I returned to work in Twinsburg, Ohio. Still reflecting, there will be more to say on this during the coming weekend. For now, my thoughts go to reuniting, a coworker specific. I learned his six-year-old daughter suffered immensely, the grace of mystery touching allowing the sorrowful opportunity for expanding faith, hope, and charity. Her illness started as strep throat, then advanced to a flesh-eating virus that attacked her back and one leg severely. The poor thing lost her leg just above the knee. A solid Christian family, loving and intact, thoughts seem to linger regarding the reality. It reminds me of words from a novel ‘The Dry Wood’ by Caryll Houselander.
“They had put Art’s misshapen infant into his own hands to hold, and he felt sure that they would not have done that if they meant him to live. It was only for a moment, however, and then the nurse took him. That was a black, agonized moment for Art Jewel. In it something fierce and primitive awoke in him which afterwards never died. He desired his son’s life as a thirsting man desires water.
And that son’s life was a tiny atom, a spark against which the whole force of what we call civilization conspired, the whole force of it, past, present, and future. Out of the past a towering mass of evil cast long shadows across him—the greed, the selfishness, the cruelty, the lust, the infidelities, of generations of human beings. A multitudinous procession of murder and innocence cast its fire and shadow on the wizened little face, as on the face of all children born into our world.
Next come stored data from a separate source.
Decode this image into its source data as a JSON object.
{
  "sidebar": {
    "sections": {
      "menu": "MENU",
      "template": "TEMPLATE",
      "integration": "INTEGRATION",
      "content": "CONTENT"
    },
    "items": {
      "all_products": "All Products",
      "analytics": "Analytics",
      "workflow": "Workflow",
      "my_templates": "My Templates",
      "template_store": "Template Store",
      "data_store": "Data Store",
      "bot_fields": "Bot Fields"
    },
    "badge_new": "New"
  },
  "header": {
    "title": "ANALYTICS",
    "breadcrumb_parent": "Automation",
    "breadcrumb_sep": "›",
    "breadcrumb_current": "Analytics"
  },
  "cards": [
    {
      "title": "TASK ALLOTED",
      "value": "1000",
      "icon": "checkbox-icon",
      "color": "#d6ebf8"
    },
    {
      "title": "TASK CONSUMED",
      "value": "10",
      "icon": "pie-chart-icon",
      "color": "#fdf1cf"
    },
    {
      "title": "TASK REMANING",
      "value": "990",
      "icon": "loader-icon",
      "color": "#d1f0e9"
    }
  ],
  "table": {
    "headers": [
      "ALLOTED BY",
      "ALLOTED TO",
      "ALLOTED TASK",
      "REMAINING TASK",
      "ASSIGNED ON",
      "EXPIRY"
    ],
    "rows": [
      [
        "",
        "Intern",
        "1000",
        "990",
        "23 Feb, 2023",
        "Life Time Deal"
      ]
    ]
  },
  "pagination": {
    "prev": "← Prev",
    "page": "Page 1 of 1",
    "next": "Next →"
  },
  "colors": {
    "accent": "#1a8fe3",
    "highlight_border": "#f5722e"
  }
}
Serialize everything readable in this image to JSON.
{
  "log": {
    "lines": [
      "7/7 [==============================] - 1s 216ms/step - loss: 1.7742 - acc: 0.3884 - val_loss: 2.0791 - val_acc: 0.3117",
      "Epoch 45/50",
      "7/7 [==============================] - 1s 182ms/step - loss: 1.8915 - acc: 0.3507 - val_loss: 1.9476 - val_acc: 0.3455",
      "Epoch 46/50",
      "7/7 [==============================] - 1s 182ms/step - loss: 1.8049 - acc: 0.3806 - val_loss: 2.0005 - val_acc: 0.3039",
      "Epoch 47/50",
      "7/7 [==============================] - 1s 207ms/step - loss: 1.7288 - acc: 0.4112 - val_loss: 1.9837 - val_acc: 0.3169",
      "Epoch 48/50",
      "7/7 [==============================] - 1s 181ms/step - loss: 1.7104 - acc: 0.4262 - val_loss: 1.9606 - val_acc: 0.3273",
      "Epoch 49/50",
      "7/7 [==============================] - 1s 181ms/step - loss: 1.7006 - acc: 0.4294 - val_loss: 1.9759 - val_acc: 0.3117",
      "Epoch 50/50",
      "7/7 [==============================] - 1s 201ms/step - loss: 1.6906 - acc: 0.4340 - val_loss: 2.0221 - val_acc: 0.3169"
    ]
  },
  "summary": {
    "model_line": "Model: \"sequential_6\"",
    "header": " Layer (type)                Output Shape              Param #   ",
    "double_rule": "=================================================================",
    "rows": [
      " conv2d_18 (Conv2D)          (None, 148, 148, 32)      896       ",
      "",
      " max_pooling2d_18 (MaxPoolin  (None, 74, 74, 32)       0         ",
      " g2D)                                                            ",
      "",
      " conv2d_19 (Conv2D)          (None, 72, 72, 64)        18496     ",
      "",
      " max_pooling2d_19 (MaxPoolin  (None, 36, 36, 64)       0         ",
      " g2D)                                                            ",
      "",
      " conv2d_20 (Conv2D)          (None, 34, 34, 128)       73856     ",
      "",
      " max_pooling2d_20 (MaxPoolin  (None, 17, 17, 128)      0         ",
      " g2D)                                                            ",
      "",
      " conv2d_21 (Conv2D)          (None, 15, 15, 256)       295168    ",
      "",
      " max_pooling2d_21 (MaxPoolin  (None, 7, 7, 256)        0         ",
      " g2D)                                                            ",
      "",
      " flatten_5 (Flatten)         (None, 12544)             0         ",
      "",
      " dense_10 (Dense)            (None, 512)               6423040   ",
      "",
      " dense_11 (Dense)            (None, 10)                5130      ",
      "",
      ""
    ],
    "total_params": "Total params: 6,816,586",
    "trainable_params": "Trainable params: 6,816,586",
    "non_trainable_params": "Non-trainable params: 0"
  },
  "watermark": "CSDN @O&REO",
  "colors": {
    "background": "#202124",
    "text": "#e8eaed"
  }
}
First of all, as if they swept past the Christ Child sleeping in the stone manger, the flock of Holy Innocents with jubilant cries like wild birds migrating, wild birds winging to the sun of the eternal light; the first martyrs, baptized only with the baptism of blood, with crimson stars tangled in their burning hair. After them, all through the ages, came the martyrs whose death and resurrection seem the inevitable co-incidence of Christ’s birth, of the birth of life into the valley of the shadow of death. And always dark on the burning brilliance of martyrdom, the shadow of murder, of the sevenfold evil that is death in man’s heart fighting against life.”